Tiens, décidemment, Hopper est à la mode pour les book packagers!!

Merci de ce formidable article sur les joies et les périls la traduction. Un exercice passionnant, et souvent sur la corde raide, lorsque l’on traduit des quasi dialectes (Camillieri, Sorrentino), ou des exercices oulipiens. (« A void, » traduction de « La Disparition » de Perec…)

SF dit: à

les périls DE la traduction.

Hugo Savino dit: à

Cher M. Assouline: je suis un traducteur argentin.

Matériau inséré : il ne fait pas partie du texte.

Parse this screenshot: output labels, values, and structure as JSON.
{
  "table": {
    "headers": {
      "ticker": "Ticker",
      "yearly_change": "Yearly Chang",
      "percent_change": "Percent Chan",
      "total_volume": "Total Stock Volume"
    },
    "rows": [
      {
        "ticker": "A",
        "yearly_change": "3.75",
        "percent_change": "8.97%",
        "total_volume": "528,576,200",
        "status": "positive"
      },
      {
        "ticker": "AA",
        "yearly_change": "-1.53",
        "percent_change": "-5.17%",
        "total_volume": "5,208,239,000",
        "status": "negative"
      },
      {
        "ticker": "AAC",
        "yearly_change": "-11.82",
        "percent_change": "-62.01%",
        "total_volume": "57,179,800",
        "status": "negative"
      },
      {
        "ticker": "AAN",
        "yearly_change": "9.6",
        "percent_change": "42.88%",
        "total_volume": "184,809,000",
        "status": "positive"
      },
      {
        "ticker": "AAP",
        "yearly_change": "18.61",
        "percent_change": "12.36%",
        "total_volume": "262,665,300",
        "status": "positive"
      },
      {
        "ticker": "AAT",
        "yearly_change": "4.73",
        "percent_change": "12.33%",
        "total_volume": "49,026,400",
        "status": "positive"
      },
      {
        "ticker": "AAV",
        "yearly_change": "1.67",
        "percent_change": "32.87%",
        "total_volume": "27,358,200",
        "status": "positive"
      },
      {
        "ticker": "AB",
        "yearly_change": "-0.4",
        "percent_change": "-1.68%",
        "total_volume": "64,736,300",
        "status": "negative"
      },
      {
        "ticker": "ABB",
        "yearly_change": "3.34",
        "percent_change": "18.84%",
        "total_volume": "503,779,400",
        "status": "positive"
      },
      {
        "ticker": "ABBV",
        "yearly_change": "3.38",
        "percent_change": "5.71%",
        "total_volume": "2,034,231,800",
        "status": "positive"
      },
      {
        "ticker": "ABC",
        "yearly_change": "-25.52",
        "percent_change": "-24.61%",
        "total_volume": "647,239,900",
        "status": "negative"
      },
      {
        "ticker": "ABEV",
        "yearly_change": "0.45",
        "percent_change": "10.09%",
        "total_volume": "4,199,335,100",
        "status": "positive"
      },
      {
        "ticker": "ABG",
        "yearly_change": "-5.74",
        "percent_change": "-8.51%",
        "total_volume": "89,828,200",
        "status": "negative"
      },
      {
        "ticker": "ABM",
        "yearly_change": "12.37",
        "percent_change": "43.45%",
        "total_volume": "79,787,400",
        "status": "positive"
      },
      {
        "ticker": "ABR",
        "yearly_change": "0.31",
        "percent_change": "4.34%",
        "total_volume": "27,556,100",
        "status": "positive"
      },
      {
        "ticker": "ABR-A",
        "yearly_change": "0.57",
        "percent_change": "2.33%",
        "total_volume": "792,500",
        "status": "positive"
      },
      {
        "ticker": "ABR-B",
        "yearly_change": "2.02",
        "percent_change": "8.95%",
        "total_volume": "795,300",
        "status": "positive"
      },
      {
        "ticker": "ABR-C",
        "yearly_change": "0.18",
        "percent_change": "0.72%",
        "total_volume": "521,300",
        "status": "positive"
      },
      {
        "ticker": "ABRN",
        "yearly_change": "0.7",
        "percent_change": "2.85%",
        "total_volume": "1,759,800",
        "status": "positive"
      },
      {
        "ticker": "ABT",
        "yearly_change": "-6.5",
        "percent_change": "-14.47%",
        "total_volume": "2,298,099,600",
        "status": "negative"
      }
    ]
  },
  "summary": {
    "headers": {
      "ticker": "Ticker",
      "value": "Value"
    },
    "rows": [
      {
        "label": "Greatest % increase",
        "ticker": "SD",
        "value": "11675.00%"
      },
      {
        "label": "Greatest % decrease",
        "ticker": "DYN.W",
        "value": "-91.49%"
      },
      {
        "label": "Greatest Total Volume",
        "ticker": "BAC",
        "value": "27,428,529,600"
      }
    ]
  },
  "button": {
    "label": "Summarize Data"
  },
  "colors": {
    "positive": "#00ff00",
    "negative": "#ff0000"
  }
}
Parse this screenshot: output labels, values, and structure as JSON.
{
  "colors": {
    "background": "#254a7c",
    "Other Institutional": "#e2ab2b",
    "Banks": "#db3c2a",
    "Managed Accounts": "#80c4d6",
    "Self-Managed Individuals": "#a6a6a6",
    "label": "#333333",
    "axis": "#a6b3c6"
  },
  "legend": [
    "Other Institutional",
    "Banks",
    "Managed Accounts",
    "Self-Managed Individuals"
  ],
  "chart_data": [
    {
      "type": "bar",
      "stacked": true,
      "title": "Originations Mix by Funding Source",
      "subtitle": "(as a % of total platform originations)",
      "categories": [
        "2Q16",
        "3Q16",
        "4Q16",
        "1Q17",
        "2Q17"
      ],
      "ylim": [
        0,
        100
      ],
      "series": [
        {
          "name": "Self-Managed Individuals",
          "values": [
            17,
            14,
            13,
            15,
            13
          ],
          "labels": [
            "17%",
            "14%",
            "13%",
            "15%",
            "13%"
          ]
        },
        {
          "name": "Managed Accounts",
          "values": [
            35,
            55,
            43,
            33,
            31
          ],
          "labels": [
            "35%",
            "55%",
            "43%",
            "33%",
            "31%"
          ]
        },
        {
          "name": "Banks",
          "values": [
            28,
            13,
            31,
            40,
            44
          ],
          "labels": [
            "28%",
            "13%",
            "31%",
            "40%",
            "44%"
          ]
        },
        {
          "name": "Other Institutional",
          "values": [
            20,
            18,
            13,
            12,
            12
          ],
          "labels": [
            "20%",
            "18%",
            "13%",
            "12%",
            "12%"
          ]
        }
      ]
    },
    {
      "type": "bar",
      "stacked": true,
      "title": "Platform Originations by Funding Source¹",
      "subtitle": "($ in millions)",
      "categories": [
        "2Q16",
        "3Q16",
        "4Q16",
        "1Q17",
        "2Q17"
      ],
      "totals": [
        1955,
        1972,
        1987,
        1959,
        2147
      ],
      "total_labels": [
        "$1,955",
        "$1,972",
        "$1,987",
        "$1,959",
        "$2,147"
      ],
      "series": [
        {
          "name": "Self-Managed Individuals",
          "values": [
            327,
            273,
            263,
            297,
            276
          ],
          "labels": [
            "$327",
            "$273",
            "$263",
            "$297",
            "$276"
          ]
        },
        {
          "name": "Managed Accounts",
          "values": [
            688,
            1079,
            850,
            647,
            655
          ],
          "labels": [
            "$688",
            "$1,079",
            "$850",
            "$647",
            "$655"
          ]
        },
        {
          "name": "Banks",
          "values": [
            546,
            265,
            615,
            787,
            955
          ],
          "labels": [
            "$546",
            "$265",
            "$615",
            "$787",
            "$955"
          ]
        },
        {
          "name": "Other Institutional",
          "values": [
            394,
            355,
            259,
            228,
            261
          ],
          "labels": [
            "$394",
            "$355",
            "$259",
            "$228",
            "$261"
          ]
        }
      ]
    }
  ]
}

Bernard Hoeopffner est un grand maestro de la traduction.
Cordialement,
Hugo Savino

Highlander dit: à

Très beau texte, effectivement. Etant moi-même traducteur (« Les Bienveillantes » en albanais, par exemple), j’avais bien vu qu’il y avait un travail à faire sur le langage de ce Max Aue, un langage assez froid par moments, désabusé (surtout dans le premier chapitre « Toccata »). Ses phrases se composaient souvent en trois parties, elles étaient assez aéerées, il y avait une cadence bien à lui à suivre… Eh bien, j’ai voulu garder la même chose en albanais, en donnant un Aue qui parle lentement mais surement, qui sait donc de quoi il s’agit, il connait bien son sujet. L’éditrice en a décidé autrement, en supprimant une virgule et du coup les phrases ont pris un peu plus de vitesse, en donnant une impression d’Aue qui parle vite, genre Mussolini ou n’importe quel acteur italien, Sordi en tête. Qui a raison ? Comme toujours, celui qui tient les billets. Enfin. Pas facile pour le traducteur de défendre son auteur.